As illustrated in Figure1a, a newly formed KPCN was controllably synthesized via salt confinement growth followed by pyrolysis. Solid KBr was utilized as a solid template for the growth of KPCN because of its higher melting point (Tm = 730 °C) than the reaction temperature (580 °C). A high molar ratio of KBr/melamine (more than 4:3) provided confined spaces (the interspaces of KBr crystals), thus leading to the confined growth of KPCN within the KBr crystals (red dashed lines in Figure 1a) to give a crystalline structure. Additionally, the KBr salt could also act as a reactant which provides the K cations (about 9.73 wt%, inductively coupled plasma (ICP) analysis) inserted into the melon chains (the proposed structure inserted in Figure 1b) or layers for the formed joint melting phase between melamine and KBr.
In summary, we have pioneered a promising integrated photocatalytic system utilizing water splitting technology for selective deuteration of alkenes and alkynes over a crystalline KPCN semiconductor. The present KBr salt‐template‐confined growth process achieved an unprecedented high crystalline KPCN material with remarkably improved light harvesting capabilities and charge carrier separation; thus achieved a significantly enhanced activity over KPCN for visible light photocatalytic H2/D2 evolution and transfer deuteriation of alkenes/alkynes to furnish high value‐added heavy chemical/pharmaceuticals. We are currently working to better understand the catalytic mechanism and the atomically‐insight into the structure of KPCN and discover new‐generation catalysts that enable us to harness our strategy for widespread artificial photosynthesis of heavy chemicals/drugs.

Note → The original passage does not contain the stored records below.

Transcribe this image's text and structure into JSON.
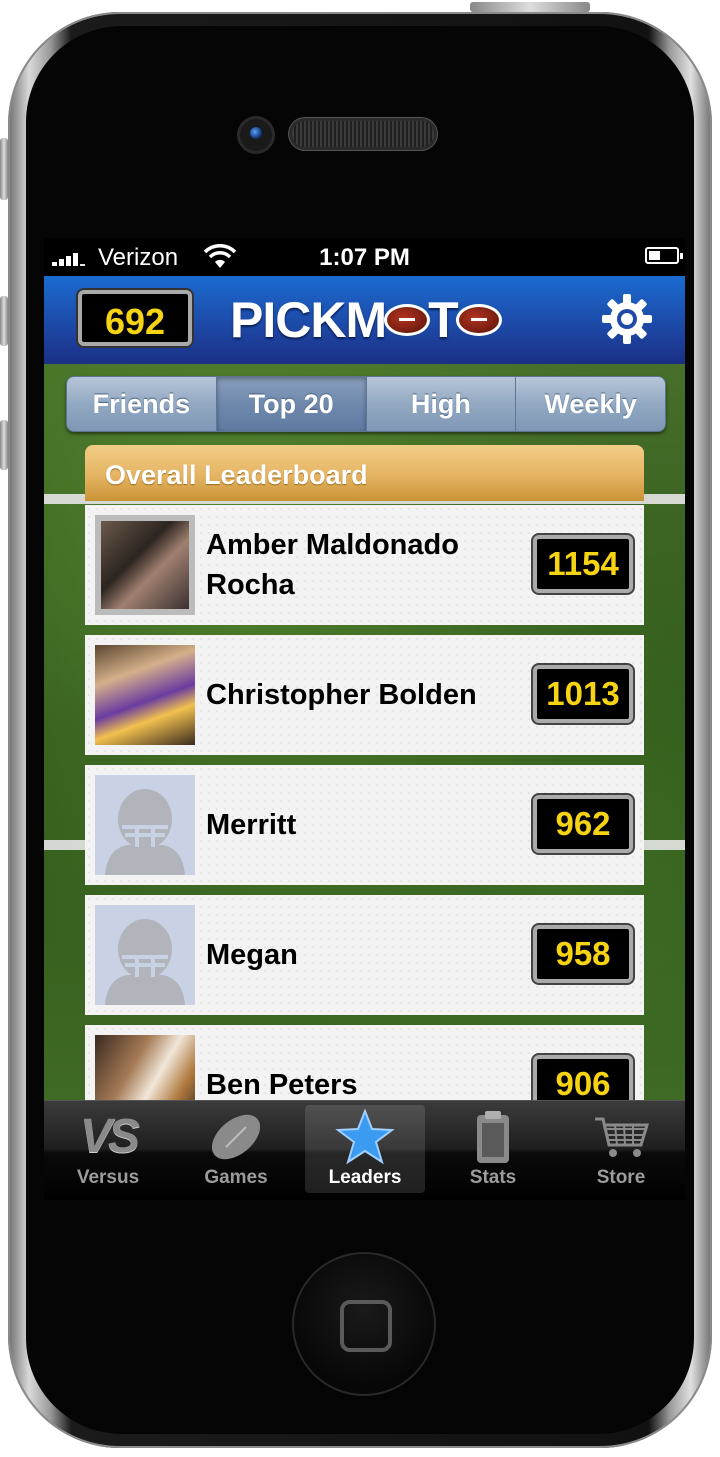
{
  "status_bar": {
    "carrier": "Verizon",
    "time": "1:07 PM"
  },
  "header": {
    "coins": "692",
    "logo_text": "PICKMOTO"
  },
  "segments": [
    {
      "label": "Friends"
    },
    {
      "label": "Top 20"
    },
    {
      "label": "High"
    },
    {
      "label": "Weekly"
    }
  ],
  "leaderboard": {
    "title": "Overall Leaderboard",
    "rows": [
      {
        "name": "Amber Maldonado Rocha",
        "score": "1154"
      },
      {
        "name": "Christopher Bolden",
        "score": "1013"
      },
      {
        "name": "Merritt",
        "score": "962"
      },
      {
        "name": "Megan",
        "score": "958"
      },
      {
        "name": "Ben Peters",
        "score": "906"
      }
    ]
  },
  "tabs": [
    {
      "label": "Versus",
      "icon": "vs-icon"
    },
    {
      "label": "Games",
      "icon": "football-icon"
    },
    {
      "label": "Leaders",
      "icon": "star-icon"
    },
    {
      "label": "Stats",
      "icon": "clipboard-icon"
    },
    {
      "label": "Store",
      "icon": "cart-icon"
    }
  ],
  "colors": {
    "header_blue": "#1d4aa8",
    "score_yellow": "#f6d313",
    "leaderboard_header": "#e5b463",
    "active_tab_star": "#3a9bf0"
  }
}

Preparation of PCN and KPCN: In a typical synthesis, melamine (3.0 g, Alfa Aesar) was ground with KBr (2.0 g, Alfa Aesar) in 3 mL EtOH and 1 mL glycol in an agate mortar. After drying at 65 °C, the resultant mixture was heated to 550 °C for 3 h at a rate of 3.3 °C min−1 in a tube furnace (inner diameter is 5 cm) with open two ends in an air atmosphere. After it was cooled to room temperature, the bright yellow‐green product was washed with boiling deionized water several times and collected by filtration, followed by drying at 60 °C under vacuum. This sample is denoted as KPCN. The samples with different KBr/melamine ration were prepared under the same procedure. For comparison, 3.0 g melamine was directly heated to 550 °C for 3 h without the KBr, which was referred to as PCN.
The authors declare no conflict of interest.